Don't Know Much

Who Said It? (1/11?16)

..there is a recurring temptation to feel that some spectacular and costly action could become the miraculous solution to all current difficulties.

 

President Dwight D. Eisenhower, “Farewell Address to the Nation” (January 17, 1961)

 

President Eisenhower (Courtesy: Eisenhower Presidential Library and Museum)

President Eisenhower (Courtesy: Eisenhower Presidential Library and Museum)

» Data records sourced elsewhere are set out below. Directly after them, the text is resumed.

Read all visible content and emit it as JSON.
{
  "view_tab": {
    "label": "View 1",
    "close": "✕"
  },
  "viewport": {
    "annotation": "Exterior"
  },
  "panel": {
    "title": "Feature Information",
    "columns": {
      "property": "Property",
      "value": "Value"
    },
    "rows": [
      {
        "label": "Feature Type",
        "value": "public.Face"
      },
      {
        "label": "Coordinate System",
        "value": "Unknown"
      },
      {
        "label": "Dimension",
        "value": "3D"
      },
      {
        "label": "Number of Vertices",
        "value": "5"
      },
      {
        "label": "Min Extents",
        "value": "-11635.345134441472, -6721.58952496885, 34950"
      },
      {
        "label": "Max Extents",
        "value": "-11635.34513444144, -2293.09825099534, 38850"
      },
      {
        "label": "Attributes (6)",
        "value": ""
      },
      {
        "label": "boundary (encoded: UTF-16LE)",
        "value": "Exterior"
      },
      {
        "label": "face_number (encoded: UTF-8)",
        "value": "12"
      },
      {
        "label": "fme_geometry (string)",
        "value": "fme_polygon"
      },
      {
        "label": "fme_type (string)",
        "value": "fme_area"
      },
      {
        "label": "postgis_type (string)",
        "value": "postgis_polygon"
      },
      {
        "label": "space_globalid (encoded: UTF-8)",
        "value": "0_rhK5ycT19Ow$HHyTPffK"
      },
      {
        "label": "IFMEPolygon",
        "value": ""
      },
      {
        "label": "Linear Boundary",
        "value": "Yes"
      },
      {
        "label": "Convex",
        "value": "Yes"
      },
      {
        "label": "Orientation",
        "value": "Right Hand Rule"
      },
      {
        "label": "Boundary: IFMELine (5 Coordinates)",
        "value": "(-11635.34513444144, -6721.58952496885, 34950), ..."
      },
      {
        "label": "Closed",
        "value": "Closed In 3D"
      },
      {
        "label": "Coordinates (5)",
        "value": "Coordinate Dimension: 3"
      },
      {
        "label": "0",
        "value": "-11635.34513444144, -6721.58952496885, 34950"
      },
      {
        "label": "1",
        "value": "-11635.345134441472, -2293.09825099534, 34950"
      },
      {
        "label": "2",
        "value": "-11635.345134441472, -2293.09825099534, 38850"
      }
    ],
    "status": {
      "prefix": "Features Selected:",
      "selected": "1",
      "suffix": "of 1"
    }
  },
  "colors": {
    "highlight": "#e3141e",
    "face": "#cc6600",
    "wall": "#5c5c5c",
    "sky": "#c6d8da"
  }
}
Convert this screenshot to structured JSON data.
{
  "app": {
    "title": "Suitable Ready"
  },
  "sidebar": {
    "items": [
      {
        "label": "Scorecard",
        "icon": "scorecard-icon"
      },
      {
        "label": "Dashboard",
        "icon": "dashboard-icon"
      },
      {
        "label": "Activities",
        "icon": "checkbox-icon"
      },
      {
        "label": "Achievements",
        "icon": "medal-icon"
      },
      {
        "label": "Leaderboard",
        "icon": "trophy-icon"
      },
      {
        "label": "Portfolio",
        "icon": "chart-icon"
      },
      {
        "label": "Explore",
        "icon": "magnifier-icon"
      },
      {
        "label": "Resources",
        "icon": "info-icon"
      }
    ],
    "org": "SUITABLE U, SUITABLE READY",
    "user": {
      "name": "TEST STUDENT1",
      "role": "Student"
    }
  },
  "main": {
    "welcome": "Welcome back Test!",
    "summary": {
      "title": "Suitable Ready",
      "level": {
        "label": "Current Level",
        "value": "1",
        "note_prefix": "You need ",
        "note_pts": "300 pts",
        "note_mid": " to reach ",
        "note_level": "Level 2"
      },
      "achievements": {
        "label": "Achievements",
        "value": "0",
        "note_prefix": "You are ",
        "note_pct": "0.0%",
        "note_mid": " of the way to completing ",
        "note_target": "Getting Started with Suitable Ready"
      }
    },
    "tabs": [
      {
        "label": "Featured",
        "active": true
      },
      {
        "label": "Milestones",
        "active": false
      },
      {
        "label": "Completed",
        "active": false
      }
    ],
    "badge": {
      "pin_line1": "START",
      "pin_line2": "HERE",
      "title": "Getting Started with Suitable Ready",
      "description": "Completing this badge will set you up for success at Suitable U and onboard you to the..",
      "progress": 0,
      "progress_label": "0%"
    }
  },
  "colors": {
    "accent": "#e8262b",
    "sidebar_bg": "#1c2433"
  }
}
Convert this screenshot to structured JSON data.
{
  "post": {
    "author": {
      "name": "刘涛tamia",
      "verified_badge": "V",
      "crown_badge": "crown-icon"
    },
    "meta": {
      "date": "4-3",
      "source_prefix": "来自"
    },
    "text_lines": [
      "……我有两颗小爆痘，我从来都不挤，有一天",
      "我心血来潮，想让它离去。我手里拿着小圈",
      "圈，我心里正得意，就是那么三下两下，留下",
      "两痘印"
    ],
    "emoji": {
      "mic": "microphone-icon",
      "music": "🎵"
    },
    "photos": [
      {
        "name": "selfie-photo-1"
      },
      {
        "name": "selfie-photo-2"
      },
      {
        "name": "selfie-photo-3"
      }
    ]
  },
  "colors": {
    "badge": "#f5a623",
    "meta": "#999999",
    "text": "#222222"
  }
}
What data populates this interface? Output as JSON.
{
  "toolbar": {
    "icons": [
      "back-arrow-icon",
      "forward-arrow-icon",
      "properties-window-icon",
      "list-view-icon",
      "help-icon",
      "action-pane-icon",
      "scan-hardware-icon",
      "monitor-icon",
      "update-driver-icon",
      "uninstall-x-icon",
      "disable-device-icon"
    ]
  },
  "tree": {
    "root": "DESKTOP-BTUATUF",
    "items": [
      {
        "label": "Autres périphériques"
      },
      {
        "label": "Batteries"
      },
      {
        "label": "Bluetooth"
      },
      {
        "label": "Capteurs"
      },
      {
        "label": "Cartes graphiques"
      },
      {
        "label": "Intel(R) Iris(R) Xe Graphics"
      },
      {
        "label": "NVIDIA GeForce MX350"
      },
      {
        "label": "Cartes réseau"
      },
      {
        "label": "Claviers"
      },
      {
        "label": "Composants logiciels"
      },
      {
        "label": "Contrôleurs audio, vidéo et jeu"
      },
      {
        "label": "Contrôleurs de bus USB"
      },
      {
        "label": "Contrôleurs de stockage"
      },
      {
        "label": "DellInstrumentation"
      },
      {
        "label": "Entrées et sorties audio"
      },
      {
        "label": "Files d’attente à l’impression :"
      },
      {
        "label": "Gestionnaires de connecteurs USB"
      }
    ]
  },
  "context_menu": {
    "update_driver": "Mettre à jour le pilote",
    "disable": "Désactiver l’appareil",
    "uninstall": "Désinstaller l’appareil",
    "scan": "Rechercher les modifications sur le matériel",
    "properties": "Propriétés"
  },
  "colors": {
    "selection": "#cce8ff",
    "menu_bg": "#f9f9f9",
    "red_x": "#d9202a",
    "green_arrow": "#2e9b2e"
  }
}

 Progress toward these noble goals is persistently threatened by the conflict now engulfing the world. It commands our whole attention, absorbs our very beings. We face a hostile ideology global in scope, atheistic in character, ruthless in purpose, and insidious in method. Unhappily the danger it poses promises to be of indefinite duration. To meet it successfully, there is called for, not so much the emotional and transitory sacrifices of crisis, but rather those which enable us to carry forward steadily, surely, and without complaint the burdens of a prolonged and complex struggle–with liberty the stake. Only thus shall we remain, despite every provocation, on our charted course toward permanent peace and human betterment.

Eisenhower’s farewell is more famous for his use of this phrase:

In the councils of government, we must guard against the acquisition of unwarranted influence, whether sought or unsought, by the military-industrial complex. The potential for the disastrous rise of misplaced power exists and will persist.